If I had enough space here, I’d begin the story in 1759, when the British defeated the French in the Battle of Quebec, and took control of what had up till then been called New France. But let’s skip over the next 200 years or so. In the decades following World War II a “quiet revolution” took place in Quebec. The relatively impoverished province rapidly became more modernized, more industrialized, more prosperous, and more secularized. Quebec nationalism, which had flourished since 1759, had hitherto always been inseparably identified with Quebec Catholicism.
But now a bifurcation took place: Quebec nationalism grew apart from Catholicism; it became a secularized nationalism. And since all secular nationalism is a quasi-religious rival of traditional religion, for the last 50 or 60 years Quebec secular nationalism has been a rival of Catholicism. As Quebec secular nationalism has grown in strength, Quebec Catholicism has waned in strength. Add to this the fact that in the modernized, secularized, and prosperous countries of the once-Christian world — including of course the United States and Canada — Catholicism is almost everywhere in sharp decline.

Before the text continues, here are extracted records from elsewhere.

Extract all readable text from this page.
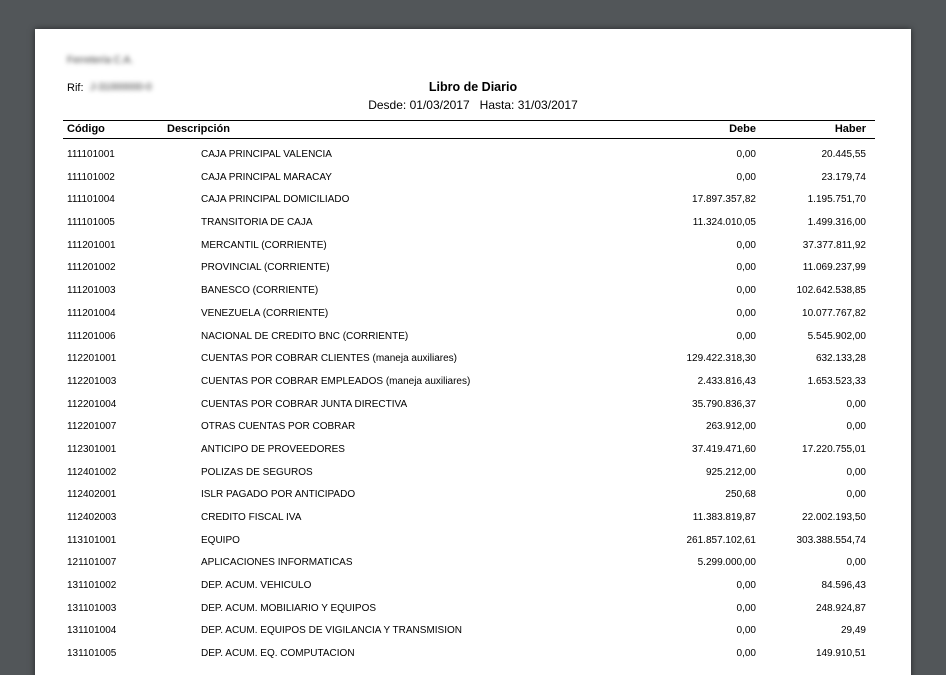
Ferretería C.A.
Rif: J-31000000-0	Libro de Diario
Desde: 01/03/2017 Hasta: 31/03/2017
Código	Descripción	Debe	Haber
111101001	CAJA PRINCIPAL VALENCIA	0,00	20.445,55
111101002	CAJA PRINCIPAL MARACAY	0,00	23.179,74
111101004	CAJA PRINCIPAL DOMICILIADO	17.897.357,82	1.195.751,70
111101005	TRANSITORIA DE CAJA	11.324.010,05	1.499.316,00
111201001	MERCANTIL (CORRIENTE)	0,00	37.377.811,92
111201002	PROVINCIAL (CORRIENTE)	0,00	11.069.237,99
111201003	BANESCO (CORRIENTE)	0,00	102.642.538,85
111201004	VENEZUELA (CORRIENTE)	0,00	10.077.767,82
111201006	NACIONAL DE CREDITO BNC (CORRIENTE)	0,00	5.545.902,00
112201001	CUENTAS POR COBRAR CLIENTES (maneja auxiliares)	129.422.318,30	632.133,28
112201003	CUENTAS POR COBRAR EMPLEADOS (maneja auxiliares)	2.433.816,43	1.653.523,33
112201004	CUENTAS POR COBRAR JUNTA DIRECTIVA	35.790.836,37	0,00
112201007	OTRAS CUENTAS POR COBRAR	263.912,00	0,00
112301001	ANTICIPO DE PROVEEDORES	37.419.471,60	17.220.755,01
112401002	POLIZAS DE SEGUROS	925.212,00	0,00
112402001	ISLR PAGADO POR ANTICIPADO	250,68	0,00
112402003	CREDITO FISCAL IVA	11.383.819,87	22.002.193,50
113101001	EQUIPO	261.857.102,61	303.388.554,74
121101007	APLICACIONES INFORMATICAS	5.299.000,00	0,00
131101002	DEP. ACUM. VEHICULO	0,00	84.596,43
131101003	DEP. ACUM. MOBILIARIO Y EQUIPOS	0,00	248.924,87
131101004	DEP. ACUM. EQUIPOS DE VIGILANCIA Y TRANSMISION	0,00	29,49
131101005	DEP. ACUM. EQ. COMPUTACION	0,00	149.910,51
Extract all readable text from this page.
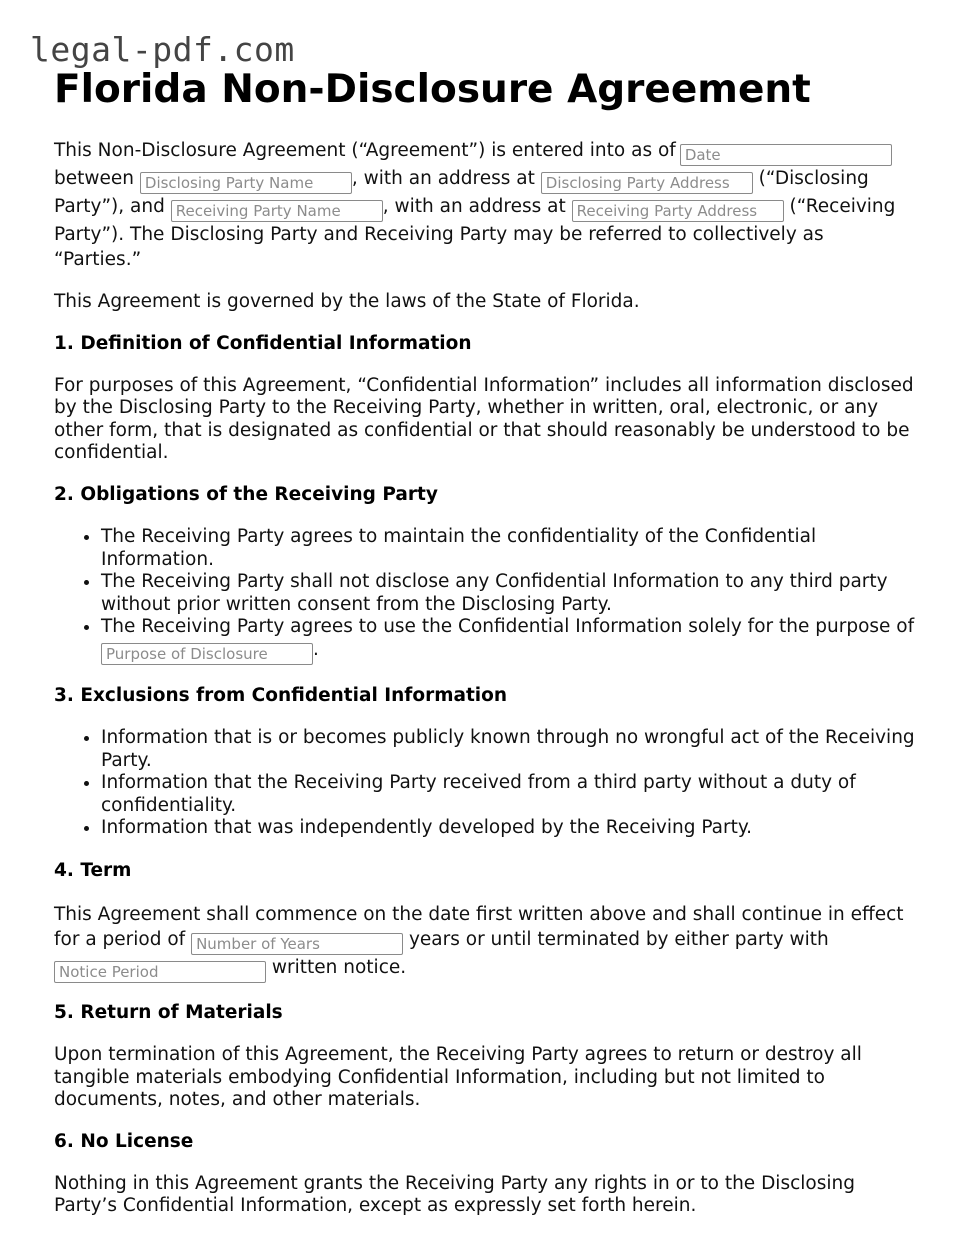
legal-pdf.com
Florida Non-Disclosure Agreement

This Non-Disclosure Agreement (“Agreement”) is entered into as ofDate between Disclosing Party Name	, with an address at Disclosing Party Address	(“Disclosing Party”), and Receiving Party Name	, with an address at Receiving Party Address	(“Receiving Party”). The Disclosing Party and Receiving Party may be referred to collectively as “Parties.”

This Agreement is governed by the laws of the State of Florida.

1. Definition of Confidential Information

For purposes of this Agreement, “Confidential Information” includes all information disclosed by the Disclosing Party to the Receiving Party, whether in written, oral, electronic, or any other form, that is designated as confidential or that should reasonably be understood to be confidential.

2. Obligations of the Receiving Party
• The Receiving Party agrees to maintain the confidentiality of the Confidential Information.
• The Receiving Party shall not disclose any Confidential Information to any third party without prior written consent from the Disclosing Party.
• The Receiving Party agrees to use the Confidential Information solely for the purpose of Purpose of Disclosure.
3. Exclusions from Confidential Information
• Information that is or becomes publicly known through no wrongful act of the Receiving Party.
• Information that the Receiving Party received from a third party without a duty of confidentiality.
• Information that was independently developed by the Receiving Party.
4. Term

This Agreement shall commence on the date first written above and shall continue in effect for a period of Number of Years	years or until terminated by either party with Notice Period written notice.

5. Return of Materials

Upon termination of this Agreement, the Receiving Party agrees to return or destroy all tangible materials embodying Confidential Information, including but not limited to documents, notes, and other materials.

6. No License

Nothing in this Agreement grants the Receiving Party any rights in or to the Disclosing Party’s Confidential Information, except as expressly set forth herein.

The end result of all these factors has been a great collapse of Catholicism in Quebec. Visit Montreal or Quebec City. One of the most melancholy things you’ll see are the now unused or under-used magnificent old buildings built in the heyday of Quebec Catholicism. (Those old Quebec Catholics sure knew how to build very impressive structures.) I have in mind nearly empty churches plus old convents and seminaries that no longer house nuns or seminarians. Fortunately, many of these fine old buildings, instead of being torn down, have been converted to secular uses — a loss for religion but a victory for architecture and historical memory.
And thus the formerly Catholic country of Quebec has become so “modernized” or “progressive” that it has legalized “medical aid in dying.” A great Catholic tragedy.
David Carlin, a professor of sociology and philosophy at the Community College of Rhode Island at Newport, is the author of The Decline and Fall of the Catholic Church in America.